Monday, December 31, 2012

The Fate of Marie-Grace Gardner

For the past year, I have pretty much decided that the character of Marie-Grace is so pathetic and underdeveloped that I can no longer make her stay true to her "canon" self. There's so little I can do with her. AG really wasn't paying attention when they approved the NOLA project. A girl in New Orleans who wasn't born there and has very little personal connections to it, supposed to be in the same friend circle as a girl in a totally different racial, cultural, and social class? Part of the time, at least? Otherwise, she spends her time volunteering (living) at an orphanage while being completely ignored by her father. Her father is a doctor, by the way, so...why are they so painfully middle class?

In any event, I suppose I could have her predictably be "adopted" by her aunt and uncle and ultimately live with them in Belle Cheniere, but then her story just kind of fizzles and ends.

I think Marie-Grace is one of the most unique and beautiful dolls ever created by American Girl, and it is completely unfair that she got the shaft. She has a hairstyle that scares many people off, an obnoxiously pink Meet outfit, and a terribly un-graceful name. Well, I think she is destined for much greater things in life.

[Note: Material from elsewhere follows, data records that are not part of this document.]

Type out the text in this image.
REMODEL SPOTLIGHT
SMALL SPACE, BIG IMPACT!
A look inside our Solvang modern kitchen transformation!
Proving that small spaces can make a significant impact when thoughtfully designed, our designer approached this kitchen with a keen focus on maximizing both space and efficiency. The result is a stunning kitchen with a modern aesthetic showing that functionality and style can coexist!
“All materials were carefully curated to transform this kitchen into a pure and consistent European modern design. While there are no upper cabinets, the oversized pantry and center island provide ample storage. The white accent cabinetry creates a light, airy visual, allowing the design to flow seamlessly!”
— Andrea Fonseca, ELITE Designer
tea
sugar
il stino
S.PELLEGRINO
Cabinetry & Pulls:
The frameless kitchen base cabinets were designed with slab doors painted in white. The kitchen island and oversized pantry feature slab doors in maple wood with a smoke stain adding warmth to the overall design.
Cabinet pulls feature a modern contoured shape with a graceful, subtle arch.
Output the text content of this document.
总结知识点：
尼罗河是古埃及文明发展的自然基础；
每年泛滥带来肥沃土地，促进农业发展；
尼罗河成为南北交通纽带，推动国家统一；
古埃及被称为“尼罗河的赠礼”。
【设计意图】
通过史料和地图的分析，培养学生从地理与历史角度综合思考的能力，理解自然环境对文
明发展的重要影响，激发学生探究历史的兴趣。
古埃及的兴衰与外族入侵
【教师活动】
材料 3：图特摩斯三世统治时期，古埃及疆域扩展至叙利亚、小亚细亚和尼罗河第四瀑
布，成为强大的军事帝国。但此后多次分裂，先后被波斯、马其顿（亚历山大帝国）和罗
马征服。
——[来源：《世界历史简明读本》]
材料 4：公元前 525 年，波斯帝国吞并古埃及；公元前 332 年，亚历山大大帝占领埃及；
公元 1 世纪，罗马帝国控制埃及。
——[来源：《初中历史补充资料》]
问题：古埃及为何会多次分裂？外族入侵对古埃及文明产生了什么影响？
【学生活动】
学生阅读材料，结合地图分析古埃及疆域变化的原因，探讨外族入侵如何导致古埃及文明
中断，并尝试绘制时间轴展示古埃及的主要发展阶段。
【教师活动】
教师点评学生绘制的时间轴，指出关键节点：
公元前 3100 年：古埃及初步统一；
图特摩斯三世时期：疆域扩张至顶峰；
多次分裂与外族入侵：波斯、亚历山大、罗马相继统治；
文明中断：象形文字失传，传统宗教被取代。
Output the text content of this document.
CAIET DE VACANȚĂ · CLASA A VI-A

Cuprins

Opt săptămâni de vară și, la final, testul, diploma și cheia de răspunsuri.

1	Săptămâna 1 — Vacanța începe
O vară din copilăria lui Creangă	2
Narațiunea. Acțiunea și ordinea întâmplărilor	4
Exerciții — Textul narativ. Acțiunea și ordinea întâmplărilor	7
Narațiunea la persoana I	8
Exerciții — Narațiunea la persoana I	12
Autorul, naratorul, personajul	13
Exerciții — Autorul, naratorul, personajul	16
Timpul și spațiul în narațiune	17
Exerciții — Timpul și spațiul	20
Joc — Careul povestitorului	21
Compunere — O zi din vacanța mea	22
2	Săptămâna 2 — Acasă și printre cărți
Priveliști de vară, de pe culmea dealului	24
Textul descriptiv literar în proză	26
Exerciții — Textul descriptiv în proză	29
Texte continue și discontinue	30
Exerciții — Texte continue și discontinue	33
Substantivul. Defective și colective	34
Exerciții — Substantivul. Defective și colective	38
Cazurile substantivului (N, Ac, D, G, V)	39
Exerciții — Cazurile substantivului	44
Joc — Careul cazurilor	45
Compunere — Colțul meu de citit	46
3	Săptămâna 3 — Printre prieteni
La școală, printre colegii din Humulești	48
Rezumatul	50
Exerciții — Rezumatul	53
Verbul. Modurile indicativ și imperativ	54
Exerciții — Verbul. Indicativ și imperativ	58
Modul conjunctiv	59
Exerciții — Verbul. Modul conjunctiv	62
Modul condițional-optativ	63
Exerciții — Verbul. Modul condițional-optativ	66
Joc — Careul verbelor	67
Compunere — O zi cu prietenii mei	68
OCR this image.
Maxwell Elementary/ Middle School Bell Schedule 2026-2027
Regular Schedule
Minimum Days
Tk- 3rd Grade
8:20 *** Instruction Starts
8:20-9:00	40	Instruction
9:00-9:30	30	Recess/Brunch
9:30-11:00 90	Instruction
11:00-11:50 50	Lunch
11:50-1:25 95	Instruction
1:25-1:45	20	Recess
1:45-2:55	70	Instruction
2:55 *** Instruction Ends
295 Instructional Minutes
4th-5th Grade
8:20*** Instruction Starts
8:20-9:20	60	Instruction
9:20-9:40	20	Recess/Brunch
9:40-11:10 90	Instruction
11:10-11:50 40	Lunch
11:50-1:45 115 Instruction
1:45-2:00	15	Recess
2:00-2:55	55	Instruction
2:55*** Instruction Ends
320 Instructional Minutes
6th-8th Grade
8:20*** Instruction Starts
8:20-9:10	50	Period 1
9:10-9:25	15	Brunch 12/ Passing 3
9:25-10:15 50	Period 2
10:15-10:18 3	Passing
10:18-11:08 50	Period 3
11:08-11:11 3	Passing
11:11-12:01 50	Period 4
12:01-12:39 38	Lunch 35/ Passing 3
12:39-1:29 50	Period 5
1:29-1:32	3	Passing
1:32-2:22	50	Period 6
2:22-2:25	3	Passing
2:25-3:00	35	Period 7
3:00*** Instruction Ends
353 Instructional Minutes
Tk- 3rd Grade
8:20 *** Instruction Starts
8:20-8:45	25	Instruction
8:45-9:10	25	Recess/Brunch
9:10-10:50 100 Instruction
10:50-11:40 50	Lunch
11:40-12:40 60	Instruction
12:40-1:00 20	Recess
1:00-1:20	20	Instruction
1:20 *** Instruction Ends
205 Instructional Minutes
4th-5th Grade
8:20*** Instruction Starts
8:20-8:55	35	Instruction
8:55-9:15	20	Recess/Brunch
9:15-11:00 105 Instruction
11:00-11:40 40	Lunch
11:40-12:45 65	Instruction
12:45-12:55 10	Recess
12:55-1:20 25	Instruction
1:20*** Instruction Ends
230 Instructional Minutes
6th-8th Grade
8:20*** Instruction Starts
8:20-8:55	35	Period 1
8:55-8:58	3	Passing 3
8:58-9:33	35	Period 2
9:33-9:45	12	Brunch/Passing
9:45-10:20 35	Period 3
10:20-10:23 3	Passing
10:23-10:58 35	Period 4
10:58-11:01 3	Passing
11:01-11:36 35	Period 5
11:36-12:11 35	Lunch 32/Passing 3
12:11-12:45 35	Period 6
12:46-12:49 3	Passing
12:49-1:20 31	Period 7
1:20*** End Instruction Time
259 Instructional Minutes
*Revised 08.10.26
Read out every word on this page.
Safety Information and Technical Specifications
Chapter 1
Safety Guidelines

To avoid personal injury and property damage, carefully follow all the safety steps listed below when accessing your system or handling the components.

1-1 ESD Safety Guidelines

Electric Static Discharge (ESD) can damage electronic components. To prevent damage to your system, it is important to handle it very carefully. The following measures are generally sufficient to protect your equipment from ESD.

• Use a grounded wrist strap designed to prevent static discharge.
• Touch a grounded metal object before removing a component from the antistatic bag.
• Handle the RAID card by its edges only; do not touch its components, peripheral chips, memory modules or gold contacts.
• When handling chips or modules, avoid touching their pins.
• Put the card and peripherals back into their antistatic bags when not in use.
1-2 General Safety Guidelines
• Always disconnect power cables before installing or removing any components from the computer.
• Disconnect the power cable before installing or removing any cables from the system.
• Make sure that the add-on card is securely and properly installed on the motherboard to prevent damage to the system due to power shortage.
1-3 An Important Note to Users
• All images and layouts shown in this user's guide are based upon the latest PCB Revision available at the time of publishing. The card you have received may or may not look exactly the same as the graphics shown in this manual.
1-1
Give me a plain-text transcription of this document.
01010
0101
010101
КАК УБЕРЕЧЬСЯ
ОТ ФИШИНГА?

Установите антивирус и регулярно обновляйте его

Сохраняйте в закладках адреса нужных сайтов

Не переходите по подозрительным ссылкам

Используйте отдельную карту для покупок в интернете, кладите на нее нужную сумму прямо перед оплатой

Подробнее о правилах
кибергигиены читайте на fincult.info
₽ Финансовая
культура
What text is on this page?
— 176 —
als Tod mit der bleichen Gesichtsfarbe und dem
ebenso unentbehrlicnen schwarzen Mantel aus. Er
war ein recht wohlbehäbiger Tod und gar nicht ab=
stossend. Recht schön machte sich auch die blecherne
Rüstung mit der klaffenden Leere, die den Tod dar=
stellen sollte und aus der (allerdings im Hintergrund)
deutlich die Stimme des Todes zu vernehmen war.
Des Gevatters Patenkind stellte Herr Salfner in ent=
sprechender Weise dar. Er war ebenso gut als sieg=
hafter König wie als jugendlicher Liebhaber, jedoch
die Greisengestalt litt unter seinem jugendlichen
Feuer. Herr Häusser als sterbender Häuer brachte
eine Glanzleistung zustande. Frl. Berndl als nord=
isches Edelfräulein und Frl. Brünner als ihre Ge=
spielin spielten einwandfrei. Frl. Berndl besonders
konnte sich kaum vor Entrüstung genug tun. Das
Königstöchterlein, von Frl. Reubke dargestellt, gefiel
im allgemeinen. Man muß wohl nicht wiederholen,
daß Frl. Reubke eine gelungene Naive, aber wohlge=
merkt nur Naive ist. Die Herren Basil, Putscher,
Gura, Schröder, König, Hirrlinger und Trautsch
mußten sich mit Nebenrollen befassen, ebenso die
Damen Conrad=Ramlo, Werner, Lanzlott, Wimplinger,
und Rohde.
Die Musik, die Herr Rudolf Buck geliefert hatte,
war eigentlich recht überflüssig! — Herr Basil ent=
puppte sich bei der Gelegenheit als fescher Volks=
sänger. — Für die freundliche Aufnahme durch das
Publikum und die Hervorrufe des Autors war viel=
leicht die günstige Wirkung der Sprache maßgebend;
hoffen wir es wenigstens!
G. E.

My first thought was to rename her Lydia Gardner and bring her to 1850s New England. I live in New England, and we have yet to be represented by an American Girl. Plus, before we knew her story, I was hoping that newly released Caroline Abbott would have more to do with the actual ocean and sailing. So, Lydia could definitely fill that role nicely. Her father would be a wealthy captain of a whaling vessel, and Lydia would live in a beautiful house with a widow's walk overlooking the vast grey sea. I would like this family to live in Cape Cod, specifically, especially if I can get my hands on some good sources to find out about Cape Cod in the mid-19th century.

Lydia among her nautical tools in Cape Cod.

Another idea for Lydia is that she could very well still be a singing ingenue from New York from a slightly later era, maybe the 1880s or 1890s. But that era may well be reserved for "alternate Molly," or as I just imagined her this morning, Victoria Holmes.